The university’s libraries were collectively known as Dharmaganja. They comprised three main buildings: Ratnasagara (Ocean of Jewels), Ratnodadhi (Sea of Jewels), and Ratnaranjaka (Jewel-adorned). These repositories contained vast collections of manuscripts, texts, and palm-leaf scriptures, some of which were rare and priceless, brought in from various places the students and monks came in from.

Nalanda’s pedagogy was equally remarkable. The university employed a rigorous system of oral and written examinations, seminars, and debates.

Teachers were distinguished scholars, many of whom authored seminal works in their respective fields. One of the most illustrious teachers was Aryabhata, the renowned mathematician and astronomer, who gifted the world ‘zero’.

In fact, the village of Aryabhatta was hardly a few kilometres from Nalanda Mahavihar.

WHO DESTROYED NALANDA?
Despite its glory, Nalanda’s fate was sealed by a series of invasions that swept across the Indian subcontinent.

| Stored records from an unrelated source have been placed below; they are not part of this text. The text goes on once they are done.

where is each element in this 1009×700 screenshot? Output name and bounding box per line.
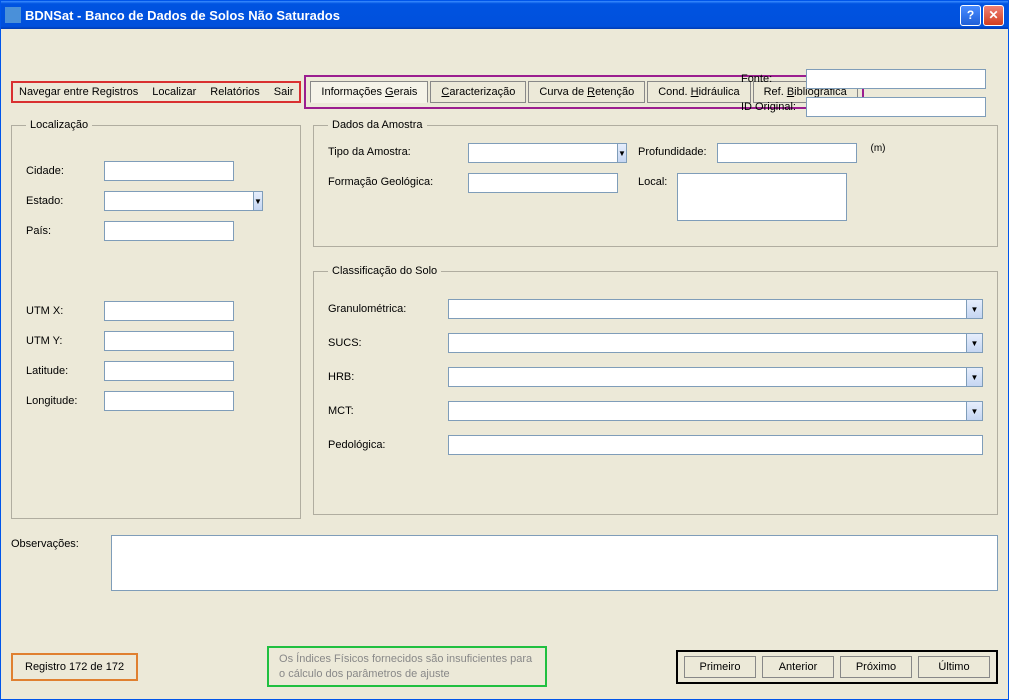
granulometrica-combobox[interactable]: ▼ bbox=[448, 299, 983, 319]
id-original-label: ID Original: bbox=[741, 101, 796, 113]
observacoes-label: Observações: bbox=[11, 535, 101, 550]
pedologica-label: Pedológica: bbox=[328, 439, 438, 451]
id-original-input[interactable] bbox=[806, 97, 986, 117]
formacao-input[interactable] bbox=[468, 173, 618, 193]
estado-label: Estado: bbox=[26, 195, 96, 207]
local-label: Local: bbox=[638, 173, 667, 188]
proximo-button[interactable]: Próximo bbox=[840, 656, 912, 678]
profundidade-input[interactable] bbox=[717, 143, 857, 163]
granulometrica-input[interactable] bbox=[448, 299, 966, 319]
utmx-input[interactable] bbox=[104, 301, 234, 321]
longitude-label: Longitude: bbox=[26, 395, 96, 407]
profundidade-label: Profundidade: bbox=[638, 143, 707, 158]
fonte-label: Fonte: bbox=[741, 73, 796, 85]
classificacao-legend: Classificação do Solo bbox=[328, 265, 441, 277]
tipo-amostra-combobox[interactable]: ▼ bbox=[468, 143, 618, 163]
chevron-down-icon[interactable]: ▼ bbox=[966, 401, 983, 421]
menu-navegar[interactable]: Navegar entre Registros bbox=[19, 86, 138, 98]
titlebar: BDNSat - Banco de Dados de Solos Não Sat… bbox=[1, 1, 1008, 29]
app-window: BDNSat - Banco de Dados de Solos Não Sat… bbox=[0, 0, 1009, 700]
classificacao-group: Classificação do Solo Granulométrica: ▼ … bbox=[313, 265, 998, 515]
dados-amostra-legend: Dados da Amostra bbox=[328, 119, 427, 131]
sucs-input[interactable] bbox=[448, 333, 966, 353]
mct-input[interactable] bbox=[448, 401, 966, 421]
localizacao-legend: Localização bbox=[26, 119, 92, 131]
top-right-fields: Fonte: ID Original: bbox=[741, 69, 986, 117]
observacoes-input[interactable] bbox=[111, 535, 998, 591]
mct-combobox[interactable]: ▼ bbox=[448, 401, 983, 421]
hrb-label: HRB: bbox=[328, 371, 438, 383]
mct-label: MCT: bbox=[328, 405, 438, 417]
chevron-down-icon[interactable]: ▼ bbox=[966, 367, 983, 387]
sucs-label: SUCS: bbox=[328, 337, 438, 349]
menu-localizar[interactable]: Localizar bbox=[152, 86, 196, 98]
warning-message: Os Índices Físicos fornecidos são insufi… bbox=[267, 646, 547, 687]
sucs-combobox[interactable]: ▼ bbox=[448, 333, 983, 353]
chevron-down-icon[interactable]: ▼ bbox=[966, 299, 983, 319]
menu-sair[interactable]: Sair bbox=[274, 86, 294, 98]
pais-input[interactable] bbox=[104, 221, 234, 241]
window-title: BDNSat - Banco de Dados de Solos Não Sat… bbox=[25, 8, 960, 23]
tab-caracterizacao[interactable]: Caracterização bbox=[430, 81, 526, 103]
primeiro-button[interactable]: Primeiro bbox=[684, 656, 756, 678]
close-button[interactable]: ✕ bbox=[983, 5, 1004, 26]
dados-amostra-group: Dados da Amostra Tipo da Amostra: ▼ Prof… bbox=[313, 119, 998, 247]
localizacao-group: Localização Cidade: Estado: ▼ País: UTM … bbox=[11, 119, 301, 519]
fonte-input[interactable] bbox=[806, 69, 986, 89]
menubar: Navegar entre Registros Localizar Relató… bbox=[11, 81, 301, 103]
tab-informacoes-gerais[interactable]: Informações Gerais bbox=[310, 81, 428, 103]
hrb-combobox[interactable]: ▼ bbox=[448, 367, 983, 387]
local-input[interactable] bbox=[677, 173, 847, 221]
latitude-input[interactable] bbox=[104, 361, 234, 381]
chevron-down-icon[interactable]: ▼ bbox=[617, 143, 627, 163]
utmy-label: UTM Y: bbox=[26, 335, 96, 347]
nav-buttons: Primeiro Anterior Próximo Último bbox=[676, 650, 998, 684]
estado-input[interactable] bbox=[104, 191, 253, 211]
tipo-amostra-input[interactable] bbox=[468, 143, 617, 163]
cidade-label: Cidade: bbox=[26, 165, 96, 177]
anterior-button[interactable]: Anterior bbox=[762, 656, 834, 678]
longitude-input[interactable] bbox=[104, 391, 234, 411]
chevron-down-icon[interactable]: ▼ bbox=[966, 333, 983, 353]
registro-status: Registro 172 de 172 bbox=[11, 653, 138, 681]
tipo-amostra-label: Tipo da Amostra: bbox=[328, 143, 458, 158]
granulometrica-label: Granulométrica: bbox=[328, 303, 438, 315]
latitude-label: Latitude: bbox=[26, 365, 96, 377]
help-button[interactable]: ? bbox=[960, 5, 981, 26]
hrb-input[interactable] bbox=[448, 367, 966, 387]
app-icon bbox=[5, 7, 21, 23]
estado-combobox[interactable]: ▼ bbox=[104, 191, 234, 211]
ultimo-button[interactable]: Último bbox=[918, 656, 990, 678]
menu-relatorios[interactable]: Relatórios bbox=[210, 86, 260, 98]
utmx-label: UTM X: bbox=[26, 305, 96, 317]
pedologica-input[interactable] bbox=[448, 435, 983, 455]
pais-label: País: bbox=[26, 225, 96, 237]
observacoes-row: Observações: bbox=[11, 535, 998, 591]
profundidade-unit: (m) bbox=[871, 143, 886, 154]
formacao-label: Formação Geológica: bbox=[328, 173, 458, 188]
footer: Registro 172 de 172 Os Índices Físicos f… bbox=[11, 646, 998, 687]
tab-curva-retencao[interactable]: Curva de Retenção bbox=[528, 81, 645, 103]
utmy-input[interactable] bbox=[104, 331, 234, 351]
cidade-input[interactable] bbox=[104, 161, 234, 181]
tab-cond-hidraulica[interactable]: Cond. Hidráulica bbox=[647, 81, 750, 103]
chevron-down-icon[interactable]: ▼ bbox=[253, 191, 263, 211]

The first significant blow came in the 12th century when Bakhtiyar Khilji, a Turkish military general of the Mamluk Dynasty, laid waste to the university. Khilji, leading his forces in 1193 CE, targeted Nalanda as part of his campaign to conquer northern India, according to the 19th century historian Minhaju-s Siraj.

Locals often describe how Khilji’s forces set fire to the grand libraries, reducing centuries of accumulated knowledge to ashes. The burning is said to have lasted several months, with the massive collections of manuscripts feeding the flames. Monks and scholars were massacred too.

However, the end of the Nalanda Mahavihar is debated in historical circles, due to the lack and ambiguous nature of archaeological and literary evidence.

With the decline of the Hinayan and Mahayana Buddhism, the Buddhism practised at NaIanda was tantricised by the 11th Century. It lost the lustre it had back in the day.

“It is evident from the account of Hiuen Tsang that Buddhism was slowly decaying when he visited India. Important centres of early Buddhism were deserted, though some new centres, such as Nalanda in the east, Valabhi in the west and Kanchi in the south, had sprung up,” wrote A Ghosh in his 1985 book ‘Nalanda’.

Subsequent invasions and the changing political landscape ensured that Nalanda never regained its former prominence. It was forgotten even by the locals, until the site was excavated by Sir Alexander Cunningham in the 19th century and later by Sir John Marshall.

Nine hundred years after its decline, the Nalanda Mahavihar has been brought back by Nalanda University, modelled around the 1,600-year-old institution. It is as if the mediaeval institution has risen from the ashes of its library. Books can be burnt and libraries can be razed to the ground, but wisdom survives all plunderers.